Damian mengangguk, dia masih memandangi jalan bahkan ketika Hanara sudah pergi dari balkon. Damian disini untuk menanti kepulangan Queenze.

Tumben lama pulangnya, biasanya jam 11 siang Queenze uda pulang. Tapi kini sampai jam 2 Queen tak kunjung pulang.

Mata Damian menyendu, helaan napas lesu terbentuk "Queen..aku cinta banget sama kamu.." bisiknya teramat pelan. Damian yakin Queenze tak bodoh untuk tau perasaanya.

Tapi..Damian ingin Queen menanyakan perasaan Damian, jangan hanya diam dan menerima semua perlakuan Damian.

Itu membuat Damian merasa jika Queenze tak pernah melawan dengan apa yang dia lakukan. Damian senang Queenze menerima semua perlakuannya, tapi..itu sedikit membosankan.

Tak ada perlawanan sama sekali.

Lama melamun, Damian tak menyadari motor sport yang berhenti di depan rumahnya. "Makasih ya Xander." ujar Queenze begitu turun dari motor Xander.

Xander tersenyum manis di balik maskernya, dia mengelus kepala Queenze lembut "Sama-sama ratunya aku. Mulai sekarang kita bakalan sering ketemu" kata Xander senang.

Dia mengelus pipi gembul Queenze "Kenapa gitu?" tanya Queenze heran, dia mengambil tangan Xander dari pipinya lalu menjauhkannya.
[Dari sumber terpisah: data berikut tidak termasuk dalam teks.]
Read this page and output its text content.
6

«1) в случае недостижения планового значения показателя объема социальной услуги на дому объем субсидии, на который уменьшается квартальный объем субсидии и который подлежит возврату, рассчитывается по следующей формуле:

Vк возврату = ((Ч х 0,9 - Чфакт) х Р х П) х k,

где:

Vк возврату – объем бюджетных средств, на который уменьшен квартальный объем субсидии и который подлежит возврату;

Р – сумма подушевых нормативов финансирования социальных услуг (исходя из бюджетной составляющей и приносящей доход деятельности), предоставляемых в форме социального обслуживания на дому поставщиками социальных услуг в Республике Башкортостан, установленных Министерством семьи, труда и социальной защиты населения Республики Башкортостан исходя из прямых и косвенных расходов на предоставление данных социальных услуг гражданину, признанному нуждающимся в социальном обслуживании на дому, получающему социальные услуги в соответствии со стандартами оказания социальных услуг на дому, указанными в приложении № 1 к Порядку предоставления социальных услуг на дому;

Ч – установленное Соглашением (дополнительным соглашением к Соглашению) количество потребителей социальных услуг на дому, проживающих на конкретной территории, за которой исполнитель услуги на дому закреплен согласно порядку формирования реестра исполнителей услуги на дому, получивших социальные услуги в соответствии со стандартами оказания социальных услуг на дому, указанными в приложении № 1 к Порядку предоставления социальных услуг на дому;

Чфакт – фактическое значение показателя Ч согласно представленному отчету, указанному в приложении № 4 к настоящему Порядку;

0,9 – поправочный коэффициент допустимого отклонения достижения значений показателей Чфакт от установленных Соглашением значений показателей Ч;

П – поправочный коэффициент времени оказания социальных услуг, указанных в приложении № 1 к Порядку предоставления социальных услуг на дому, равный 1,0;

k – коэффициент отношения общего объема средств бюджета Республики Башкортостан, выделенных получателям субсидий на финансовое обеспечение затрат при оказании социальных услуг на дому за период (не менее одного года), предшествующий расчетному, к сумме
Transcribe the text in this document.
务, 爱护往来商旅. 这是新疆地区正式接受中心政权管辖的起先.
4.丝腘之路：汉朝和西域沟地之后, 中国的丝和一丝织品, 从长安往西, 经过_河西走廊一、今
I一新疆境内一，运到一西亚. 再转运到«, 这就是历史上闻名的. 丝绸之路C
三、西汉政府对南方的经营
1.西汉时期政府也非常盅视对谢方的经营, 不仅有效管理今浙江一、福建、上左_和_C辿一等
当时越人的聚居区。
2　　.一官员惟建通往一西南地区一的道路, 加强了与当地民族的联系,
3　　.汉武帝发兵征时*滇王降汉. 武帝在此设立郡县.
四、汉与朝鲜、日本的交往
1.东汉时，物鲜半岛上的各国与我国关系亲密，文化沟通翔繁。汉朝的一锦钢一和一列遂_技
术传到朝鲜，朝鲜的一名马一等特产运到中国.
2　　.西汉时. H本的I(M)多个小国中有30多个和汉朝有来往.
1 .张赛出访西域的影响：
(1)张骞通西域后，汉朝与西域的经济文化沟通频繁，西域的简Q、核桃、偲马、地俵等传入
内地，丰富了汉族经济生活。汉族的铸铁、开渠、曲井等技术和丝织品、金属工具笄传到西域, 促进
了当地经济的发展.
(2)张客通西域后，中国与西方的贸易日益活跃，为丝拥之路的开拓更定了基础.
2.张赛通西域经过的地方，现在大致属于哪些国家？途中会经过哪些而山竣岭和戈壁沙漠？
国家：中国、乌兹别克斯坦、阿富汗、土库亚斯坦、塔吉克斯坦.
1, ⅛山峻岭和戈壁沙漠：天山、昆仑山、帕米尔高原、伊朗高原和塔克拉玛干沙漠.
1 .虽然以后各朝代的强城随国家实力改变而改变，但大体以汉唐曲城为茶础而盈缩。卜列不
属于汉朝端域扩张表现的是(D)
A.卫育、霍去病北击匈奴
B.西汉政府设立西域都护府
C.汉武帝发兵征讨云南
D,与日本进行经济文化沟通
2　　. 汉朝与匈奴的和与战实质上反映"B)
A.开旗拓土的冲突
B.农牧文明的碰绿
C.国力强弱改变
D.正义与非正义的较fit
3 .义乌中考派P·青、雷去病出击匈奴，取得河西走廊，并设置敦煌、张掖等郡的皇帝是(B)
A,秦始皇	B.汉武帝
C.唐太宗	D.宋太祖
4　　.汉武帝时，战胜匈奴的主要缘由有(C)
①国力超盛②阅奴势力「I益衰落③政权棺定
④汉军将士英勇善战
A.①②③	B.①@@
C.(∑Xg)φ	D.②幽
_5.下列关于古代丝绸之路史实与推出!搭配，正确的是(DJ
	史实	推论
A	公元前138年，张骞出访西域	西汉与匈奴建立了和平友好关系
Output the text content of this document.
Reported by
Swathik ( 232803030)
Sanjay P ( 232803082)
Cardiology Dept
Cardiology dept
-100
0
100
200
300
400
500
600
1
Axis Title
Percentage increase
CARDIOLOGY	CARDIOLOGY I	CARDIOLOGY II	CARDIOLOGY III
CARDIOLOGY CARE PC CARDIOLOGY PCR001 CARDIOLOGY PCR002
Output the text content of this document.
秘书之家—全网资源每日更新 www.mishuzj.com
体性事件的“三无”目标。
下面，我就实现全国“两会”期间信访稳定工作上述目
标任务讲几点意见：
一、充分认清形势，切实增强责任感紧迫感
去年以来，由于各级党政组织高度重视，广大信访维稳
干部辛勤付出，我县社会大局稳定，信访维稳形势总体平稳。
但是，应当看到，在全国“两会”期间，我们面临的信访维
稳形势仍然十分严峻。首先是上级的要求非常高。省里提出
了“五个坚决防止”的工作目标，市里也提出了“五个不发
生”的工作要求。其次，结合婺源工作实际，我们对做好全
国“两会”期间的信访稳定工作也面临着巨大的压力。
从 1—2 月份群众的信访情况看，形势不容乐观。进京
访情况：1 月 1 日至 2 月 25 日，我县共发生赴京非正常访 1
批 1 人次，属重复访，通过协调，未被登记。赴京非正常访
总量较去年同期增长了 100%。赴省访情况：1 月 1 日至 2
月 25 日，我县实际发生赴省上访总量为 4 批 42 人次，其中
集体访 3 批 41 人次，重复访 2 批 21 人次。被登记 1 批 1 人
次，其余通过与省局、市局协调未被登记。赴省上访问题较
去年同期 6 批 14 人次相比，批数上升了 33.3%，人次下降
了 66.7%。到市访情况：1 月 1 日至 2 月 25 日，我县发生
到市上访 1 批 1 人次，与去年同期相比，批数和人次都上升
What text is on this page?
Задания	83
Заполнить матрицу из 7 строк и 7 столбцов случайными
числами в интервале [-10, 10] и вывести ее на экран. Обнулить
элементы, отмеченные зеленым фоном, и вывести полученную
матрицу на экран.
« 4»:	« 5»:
Dia tak mau Damian salah paham tentang ini.

"Bisa dong, kan aku pindah ke sekolah kamu." jawab Xander bangga.

"Bukannya kamu sekolah di Amsterdam?"

Xander menggeleng pelan "Noooo, aku minta sama mama untuk sekolah di tempat kamu. Aku uda nurutin kemauan mama buat sekolah di luar negeri, sekarang giliran mama nurutin kemauan aku buat sekolah sama kamu" ujar Xander.

Queenze tak tau harus berkata apa, dia hanya bisa tersenyum lemah mendengarnya. Sekolah tak akan aman jika Xander dan Damian dijadikan satu.

"QUEEN!!" keduanya tersentak kaget saat teriakan penuh amarah itu terdengar. Queenze menoleh dengan cepat dan membulatkan matanya.

"Damian" Damian menatap tajam ke arah Xander, giginya sampai bergemelatuk saking emosinya dia saat ini. "Queenze, kesini, sekarang!!" perintah Damian langsung.

Queenze mengangguk, dia kembali menatap ke arah Xander "Aku duluan ya, makasih makanannya hari ini Xander" ujarnya, tanpa menunggu balasan Queenze segera berlari masuk ke rumah Damian.

Damian memandang Xander penuh keremehan "Mending lo pulang, dan satu lagi. Queen gak bakal jadi milik lo!" ucapnya dingin.

Xander mendengus, dia menggeleng pelan. Xander harus dewasa, Queenze tak suka lelaki kekanakan yang manja. Jadi biarkan saja lelaki manja itu bertindak semaunya.

Xander segera melajukan motornya, lebih baik dia pulang. Sudah cukup jalan-jalannya bersama Queenze hari ini.

Queenze masuk ke balkon, dia berjalan perlahan mendekati meja kecil di sudut balkon, lalu meletakan boba yang sudah dia janjikan.

Damian tak mau menatapnya sama sekali, dia sedang merajuk "Damian" panggil Queenze lembut.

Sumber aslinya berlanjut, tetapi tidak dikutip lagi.